Sprawa śmierci Violetty Villas (†73 l.) nadal nie jest rozwiązana. Okazuje się jednak, że nie wszystkie rzeczy utknęły w miejscu. Kilka dni temu do domu artystki w Lewinie Kłodzkim (woj. dolnośląskie) wszedł komornik. Część pomieszczeń i przedmiotów zostało oplombowanych!

Dom w Lewinie niszczeje z dnia na dzień. Sprawy spadkowe ciągną się w nieskończoność, a zagadkowa przyczyna śmierci artystki ciągle nie została ujawniona. Syn zmarłej Krzysztof Gospodarek (56 l.) i jego rodzina załamują ręce. Nie mogą z niczym ruszyć z miejsca. Na dodatek do domu zmarłej artystki wszedł komornik.
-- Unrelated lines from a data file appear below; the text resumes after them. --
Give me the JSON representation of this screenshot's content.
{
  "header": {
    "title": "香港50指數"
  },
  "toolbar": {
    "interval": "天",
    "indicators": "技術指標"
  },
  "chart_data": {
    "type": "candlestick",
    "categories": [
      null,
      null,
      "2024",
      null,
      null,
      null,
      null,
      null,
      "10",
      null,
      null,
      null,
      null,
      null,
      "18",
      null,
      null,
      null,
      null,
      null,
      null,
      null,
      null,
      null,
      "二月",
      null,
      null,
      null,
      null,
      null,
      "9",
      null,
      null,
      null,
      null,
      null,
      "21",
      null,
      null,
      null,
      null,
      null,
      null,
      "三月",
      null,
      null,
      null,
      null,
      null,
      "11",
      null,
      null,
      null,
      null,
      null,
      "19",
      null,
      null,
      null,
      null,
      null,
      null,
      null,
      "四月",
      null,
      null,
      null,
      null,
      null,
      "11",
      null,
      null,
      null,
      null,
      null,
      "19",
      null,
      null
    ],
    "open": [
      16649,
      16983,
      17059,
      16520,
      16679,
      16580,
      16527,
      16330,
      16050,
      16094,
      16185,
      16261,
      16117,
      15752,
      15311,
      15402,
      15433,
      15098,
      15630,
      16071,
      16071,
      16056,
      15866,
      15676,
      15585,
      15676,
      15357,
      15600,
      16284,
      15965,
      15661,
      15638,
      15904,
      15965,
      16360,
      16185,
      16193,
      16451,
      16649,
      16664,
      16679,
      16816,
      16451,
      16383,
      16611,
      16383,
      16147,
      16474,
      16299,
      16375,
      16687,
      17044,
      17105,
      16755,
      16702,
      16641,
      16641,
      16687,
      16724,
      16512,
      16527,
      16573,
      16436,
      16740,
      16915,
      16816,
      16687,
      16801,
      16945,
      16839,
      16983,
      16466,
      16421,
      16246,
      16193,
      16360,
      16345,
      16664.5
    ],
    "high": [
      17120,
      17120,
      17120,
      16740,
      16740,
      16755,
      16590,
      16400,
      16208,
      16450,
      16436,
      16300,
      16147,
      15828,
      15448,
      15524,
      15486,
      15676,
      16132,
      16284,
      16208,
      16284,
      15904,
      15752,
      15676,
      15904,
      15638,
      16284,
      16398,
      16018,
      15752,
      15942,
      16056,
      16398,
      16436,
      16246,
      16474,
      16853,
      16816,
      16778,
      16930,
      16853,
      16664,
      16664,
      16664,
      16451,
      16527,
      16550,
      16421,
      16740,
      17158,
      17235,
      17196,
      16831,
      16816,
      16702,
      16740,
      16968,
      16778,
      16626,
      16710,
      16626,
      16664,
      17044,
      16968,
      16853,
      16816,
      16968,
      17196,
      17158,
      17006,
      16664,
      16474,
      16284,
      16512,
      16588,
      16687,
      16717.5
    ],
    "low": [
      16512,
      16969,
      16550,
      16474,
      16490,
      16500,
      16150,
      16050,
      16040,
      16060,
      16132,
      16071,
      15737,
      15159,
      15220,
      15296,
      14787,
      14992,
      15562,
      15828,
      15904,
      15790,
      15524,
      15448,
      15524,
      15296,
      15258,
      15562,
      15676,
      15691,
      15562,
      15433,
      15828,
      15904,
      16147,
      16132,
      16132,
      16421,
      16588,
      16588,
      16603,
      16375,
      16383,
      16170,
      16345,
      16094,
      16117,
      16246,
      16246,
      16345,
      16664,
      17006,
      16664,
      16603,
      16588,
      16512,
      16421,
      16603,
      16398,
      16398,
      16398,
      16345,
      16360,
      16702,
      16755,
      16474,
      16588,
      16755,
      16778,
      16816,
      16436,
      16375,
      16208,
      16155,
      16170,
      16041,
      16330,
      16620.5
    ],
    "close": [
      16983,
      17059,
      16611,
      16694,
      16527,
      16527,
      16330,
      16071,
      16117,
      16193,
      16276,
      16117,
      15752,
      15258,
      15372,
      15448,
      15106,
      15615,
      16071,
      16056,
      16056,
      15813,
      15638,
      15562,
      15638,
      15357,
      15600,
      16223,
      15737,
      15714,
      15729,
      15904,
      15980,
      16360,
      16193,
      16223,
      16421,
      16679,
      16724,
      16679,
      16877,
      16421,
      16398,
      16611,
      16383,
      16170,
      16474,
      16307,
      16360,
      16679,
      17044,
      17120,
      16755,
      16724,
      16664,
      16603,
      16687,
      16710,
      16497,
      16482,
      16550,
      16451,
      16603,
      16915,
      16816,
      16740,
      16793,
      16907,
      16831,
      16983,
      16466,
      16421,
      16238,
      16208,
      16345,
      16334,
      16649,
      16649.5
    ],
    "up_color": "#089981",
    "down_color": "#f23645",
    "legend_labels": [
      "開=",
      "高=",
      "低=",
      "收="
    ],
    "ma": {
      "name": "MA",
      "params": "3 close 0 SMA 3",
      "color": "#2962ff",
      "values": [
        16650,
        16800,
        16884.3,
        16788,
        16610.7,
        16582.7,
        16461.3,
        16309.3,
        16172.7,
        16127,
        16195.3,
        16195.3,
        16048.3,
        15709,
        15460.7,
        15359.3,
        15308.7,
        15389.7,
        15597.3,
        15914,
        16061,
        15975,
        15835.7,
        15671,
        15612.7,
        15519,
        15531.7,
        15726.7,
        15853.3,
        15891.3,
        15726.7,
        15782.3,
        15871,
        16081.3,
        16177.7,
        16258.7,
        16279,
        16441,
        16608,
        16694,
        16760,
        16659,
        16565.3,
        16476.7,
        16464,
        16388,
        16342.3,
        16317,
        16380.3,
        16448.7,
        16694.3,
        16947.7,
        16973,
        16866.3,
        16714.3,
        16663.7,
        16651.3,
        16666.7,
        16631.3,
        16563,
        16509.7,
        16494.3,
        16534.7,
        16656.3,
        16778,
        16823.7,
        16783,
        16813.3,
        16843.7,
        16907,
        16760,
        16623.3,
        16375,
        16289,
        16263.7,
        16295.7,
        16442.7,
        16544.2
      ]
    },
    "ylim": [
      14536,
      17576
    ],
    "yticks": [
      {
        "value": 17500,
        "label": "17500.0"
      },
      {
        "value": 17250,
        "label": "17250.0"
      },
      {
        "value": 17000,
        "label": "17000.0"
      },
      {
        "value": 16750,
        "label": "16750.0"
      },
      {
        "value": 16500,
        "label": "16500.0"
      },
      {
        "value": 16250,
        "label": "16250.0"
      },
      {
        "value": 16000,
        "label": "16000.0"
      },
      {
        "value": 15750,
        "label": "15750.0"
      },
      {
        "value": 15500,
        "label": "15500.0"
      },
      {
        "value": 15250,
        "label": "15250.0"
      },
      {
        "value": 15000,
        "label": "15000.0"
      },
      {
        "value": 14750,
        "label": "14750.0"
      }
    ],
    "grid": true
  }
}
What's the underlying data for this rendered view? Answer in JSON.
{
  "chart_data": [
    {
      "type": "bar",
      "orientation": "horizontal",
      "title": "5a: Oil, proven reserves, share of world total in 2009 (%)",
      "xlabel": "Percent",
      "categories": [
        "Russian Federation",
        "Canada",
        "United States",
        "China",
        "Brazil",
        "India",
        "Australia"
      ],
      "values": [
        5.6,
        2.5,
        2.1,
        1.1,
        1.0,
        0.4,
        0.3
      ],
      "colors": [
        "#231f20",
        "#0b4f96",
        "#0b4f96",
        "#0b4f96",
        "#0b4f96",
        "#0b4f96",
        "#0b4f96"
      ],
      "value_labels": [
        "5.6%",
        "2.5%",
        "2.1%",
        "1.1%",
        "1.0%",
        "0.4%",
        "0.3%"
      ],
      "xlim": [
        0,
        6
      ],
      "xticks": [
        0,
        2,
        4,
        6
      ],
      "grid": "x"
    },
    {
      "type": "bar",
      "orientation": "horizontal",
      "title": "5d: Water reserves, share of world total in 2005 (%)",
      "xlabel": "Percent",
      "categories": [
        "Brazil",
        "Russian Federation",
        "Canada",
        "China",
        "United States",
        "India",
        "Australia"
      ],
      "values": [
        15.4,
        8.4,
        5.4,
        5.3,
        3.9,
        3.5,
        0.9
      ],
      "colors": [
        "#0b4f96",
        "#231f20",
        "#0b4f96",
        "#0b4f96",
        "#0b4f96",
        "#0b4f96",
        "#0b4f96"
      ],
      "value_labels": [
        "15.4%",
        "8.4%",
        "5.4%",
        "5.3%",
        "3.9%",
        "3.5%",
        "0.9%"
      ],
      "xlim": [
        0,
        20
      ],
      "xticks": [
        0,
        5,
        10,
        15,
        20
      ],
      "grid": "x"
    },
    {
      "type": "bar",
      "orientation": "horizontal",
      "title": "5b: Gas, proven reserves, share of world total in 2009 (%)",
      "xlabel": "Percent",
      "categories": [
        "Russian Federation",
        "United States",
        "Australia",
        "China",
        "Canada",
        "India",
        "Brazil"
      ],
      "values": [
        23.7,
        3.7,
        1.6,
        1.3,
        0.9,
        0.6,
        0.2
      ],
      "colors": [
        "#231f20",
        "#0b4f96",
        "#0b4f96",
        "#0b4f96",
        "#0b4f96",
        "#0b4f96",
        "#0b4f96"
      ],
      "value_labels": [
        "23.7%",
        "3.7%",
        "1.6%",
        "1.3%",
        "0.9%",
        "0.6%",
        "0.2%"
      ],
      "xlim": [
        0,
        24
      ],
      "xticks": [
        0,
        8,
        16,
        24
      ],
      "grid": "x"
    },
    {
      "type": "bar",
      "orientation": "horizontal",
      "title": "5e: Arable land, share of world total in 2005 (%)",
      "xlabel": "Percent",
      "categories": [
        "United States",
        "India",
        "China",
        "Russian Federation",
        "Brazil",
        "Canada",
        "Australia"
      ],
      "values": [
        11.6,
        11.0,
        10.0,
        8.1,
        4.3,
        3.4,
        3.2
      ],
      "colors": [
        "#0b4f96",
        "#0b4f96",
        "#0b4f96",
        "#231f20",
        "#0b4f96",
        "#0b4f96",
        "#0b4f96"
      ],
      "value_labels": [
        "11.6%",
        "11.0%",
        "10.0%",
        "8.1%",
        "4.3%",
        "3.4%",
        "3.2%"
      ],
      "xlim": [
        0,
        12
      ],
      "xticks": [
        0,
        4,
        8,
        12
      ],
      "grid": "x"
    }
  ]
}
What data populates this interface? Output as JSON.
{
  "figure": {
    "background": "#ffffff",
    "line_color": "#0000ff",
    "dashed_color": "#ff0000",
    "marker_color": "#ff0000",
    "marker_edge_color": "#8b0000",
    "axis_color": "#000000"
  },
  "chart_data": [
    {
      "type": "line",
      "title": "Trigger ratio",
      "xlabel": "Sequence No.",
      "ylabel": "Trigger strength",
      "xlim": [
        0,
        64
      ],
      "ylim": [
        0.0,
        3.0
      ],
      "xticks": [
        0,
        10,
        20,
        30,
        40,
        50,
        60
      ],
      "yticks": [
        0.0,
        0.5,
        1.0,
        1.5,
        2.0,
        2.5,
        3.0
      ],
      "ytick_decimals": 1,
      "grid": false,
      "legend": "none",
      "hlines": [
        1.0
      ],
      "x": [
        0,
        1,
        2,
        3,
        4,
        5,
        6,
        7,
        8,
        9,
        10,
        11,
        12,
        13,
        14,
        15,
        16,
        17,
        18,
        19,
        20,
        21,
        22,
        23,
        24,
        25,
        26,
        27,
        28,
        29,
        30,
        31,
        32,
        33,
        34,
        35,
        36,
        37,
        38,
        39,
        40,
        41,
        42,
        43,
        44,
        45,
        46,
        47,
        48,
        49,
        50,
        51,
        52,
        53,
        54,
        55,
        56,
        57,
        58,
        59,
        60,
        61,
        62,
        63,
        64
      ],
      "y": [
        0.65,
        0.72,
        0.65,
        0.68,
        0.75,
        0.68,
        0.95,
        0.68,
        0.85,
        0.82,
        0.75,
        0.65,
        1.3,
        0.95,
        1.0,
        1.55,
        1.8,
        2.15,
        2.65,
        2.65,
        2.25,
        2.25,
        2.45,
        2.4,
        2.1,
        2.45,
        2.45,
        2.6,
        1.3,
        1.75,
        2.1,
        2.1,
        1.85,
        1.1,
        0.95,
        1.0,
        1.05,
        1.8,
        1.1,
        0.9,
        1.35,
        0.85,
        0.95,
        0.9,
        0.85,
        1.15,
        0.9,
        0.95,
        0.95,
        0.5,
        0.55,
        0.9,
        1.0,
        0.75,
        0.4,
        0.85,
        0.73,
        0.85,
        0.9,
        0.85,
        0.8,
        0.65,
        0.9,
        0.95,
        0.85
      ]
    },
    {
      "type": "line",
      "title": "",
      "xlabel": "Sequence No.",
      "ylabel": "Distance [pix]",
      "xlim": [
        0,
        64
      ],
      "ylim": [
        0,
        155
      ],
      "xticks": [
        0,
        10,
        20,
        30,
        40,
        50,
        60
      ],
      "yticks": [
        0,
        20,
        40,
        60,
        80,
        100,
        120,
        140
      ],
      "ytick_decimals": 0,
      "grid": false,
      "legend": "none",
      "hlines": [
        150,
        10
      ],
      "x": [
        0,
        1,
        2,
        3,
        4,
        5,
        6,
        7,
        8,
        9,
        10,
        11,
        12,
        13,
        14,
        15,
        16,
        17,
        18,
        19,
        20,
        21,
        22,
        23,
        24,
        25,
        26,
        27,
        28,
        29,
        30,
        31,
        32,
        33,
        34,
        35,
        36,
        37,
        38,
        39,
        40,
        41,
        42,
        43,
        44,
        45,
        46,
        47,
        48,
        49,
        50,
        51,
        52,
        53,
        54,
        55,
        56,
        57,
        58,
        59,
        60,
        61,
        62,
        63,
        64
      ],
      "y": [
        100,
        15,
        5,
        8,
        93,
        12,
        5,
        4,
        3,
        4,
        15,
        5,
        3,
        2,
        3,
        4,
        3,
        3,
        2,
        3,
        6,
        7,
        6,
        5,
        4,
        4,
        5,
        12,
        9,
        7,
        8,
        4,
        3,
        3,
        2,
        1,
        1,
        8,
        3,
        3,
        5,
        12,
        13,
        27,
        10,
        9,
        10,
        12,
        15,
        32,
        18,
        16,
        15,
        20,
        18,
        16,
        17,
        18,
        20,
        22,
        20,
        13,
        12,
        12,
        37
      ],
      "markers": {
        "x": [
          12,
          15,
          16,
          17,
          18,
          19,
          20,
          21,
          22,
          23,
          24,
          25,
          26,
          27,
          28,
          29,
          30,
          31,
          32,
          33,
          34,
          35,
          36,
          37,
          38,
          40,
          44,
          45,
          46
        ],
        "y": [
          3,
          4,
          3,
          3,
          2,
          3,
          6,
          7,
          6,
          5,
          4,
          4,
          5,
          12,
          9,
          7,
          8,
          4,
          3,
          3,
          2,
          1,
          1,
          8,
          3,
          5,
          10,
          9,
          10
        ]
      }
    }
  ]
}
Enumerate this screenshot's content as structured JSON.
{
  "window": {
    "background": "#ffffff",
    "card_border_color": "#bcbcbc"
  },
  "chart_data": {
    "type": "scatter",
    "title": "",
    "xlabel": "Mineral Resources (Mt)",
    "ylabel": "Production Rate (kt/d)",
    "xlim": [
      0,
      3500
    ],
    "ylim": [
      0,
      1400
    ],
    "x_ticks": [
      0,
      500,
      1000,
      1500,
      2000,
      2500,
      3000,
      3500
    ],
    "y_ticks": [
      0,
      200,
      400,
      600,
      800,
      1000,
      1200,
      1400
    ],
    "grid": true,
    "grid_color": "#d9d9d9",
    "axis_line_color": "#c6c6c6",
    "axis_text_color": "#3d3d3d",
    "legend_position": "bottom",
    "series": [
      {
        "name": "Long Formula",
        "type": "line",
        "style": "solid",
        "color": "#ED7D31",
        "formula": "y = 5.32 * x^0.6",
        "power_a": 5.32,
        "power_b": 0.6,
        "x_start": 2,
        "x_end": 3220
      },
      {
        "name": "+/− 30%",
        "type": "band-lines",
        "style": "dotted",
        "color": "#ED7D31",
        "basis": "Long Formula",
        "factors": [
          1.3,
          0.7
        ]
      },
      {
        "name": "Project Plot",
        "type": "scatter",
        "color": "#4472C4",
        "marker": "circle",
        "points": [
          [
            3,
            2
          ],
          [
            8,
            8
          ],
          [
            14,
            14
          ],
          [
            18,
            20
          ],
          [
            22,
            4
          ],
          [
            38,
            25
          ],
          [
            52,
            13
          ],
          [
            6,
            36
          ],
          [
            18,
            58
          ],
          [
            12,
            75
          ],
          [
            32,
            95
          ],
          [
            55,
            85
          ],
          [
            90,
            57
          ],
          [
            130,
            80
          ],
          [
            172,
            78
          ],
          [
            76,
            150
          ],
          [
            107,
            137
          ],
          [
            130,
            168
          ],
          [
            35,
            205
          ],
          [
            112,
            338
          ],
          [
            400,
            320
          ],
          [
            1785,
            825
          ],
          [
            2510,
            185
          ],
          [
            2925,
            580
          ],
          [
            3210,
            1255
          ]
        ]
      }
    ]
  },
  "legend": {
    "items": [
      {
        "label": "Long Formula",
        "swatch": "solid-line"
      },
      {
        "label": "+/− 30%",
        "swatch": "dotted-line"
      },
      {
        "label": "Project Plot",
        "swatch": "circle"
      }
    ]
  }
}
- Opieczętował część pomieszczeń i należących do Villas rzeczy. Wydawało nam się, że pogonił też Budzyńską (Elżbieta Budzyńska, opiekunka gwiazdy - red.), ale ona podobno nadal mieszka w tych pomieszczeniach, które nie zostały zajęte przez komornika - mówi jeden z sąsiadów. I faktycznie, wczorajszej nocy w domu paliło się światło. Ktoś oglądał telewizję...

- Został wykonany spis po zmarłej w celu oszacowania majątku. Komornik działał na polecenie sądu, do którego wpłynął wniosek od wierzyciela - osoby trzeciej, w celu ściągnięcia długu - usłyszeliśmy w Sądzie Rejonowym w Kłodzku.

Oznaczać to może, że jakiś wierzyciel chce zabezpieczyć sobie możliwość spłaty długów na czas postępowania spadkowego.

Villas zmarła w grudniu 2011 r. Zostawiła prawdopodobnie kilka testamentów. W jednym z nich głównym spadkobiercą jest Elżbieta Budzyńska. Syn natomiast chce wszystkie te zapisy podważyć i odzyskać rodzinny majątek.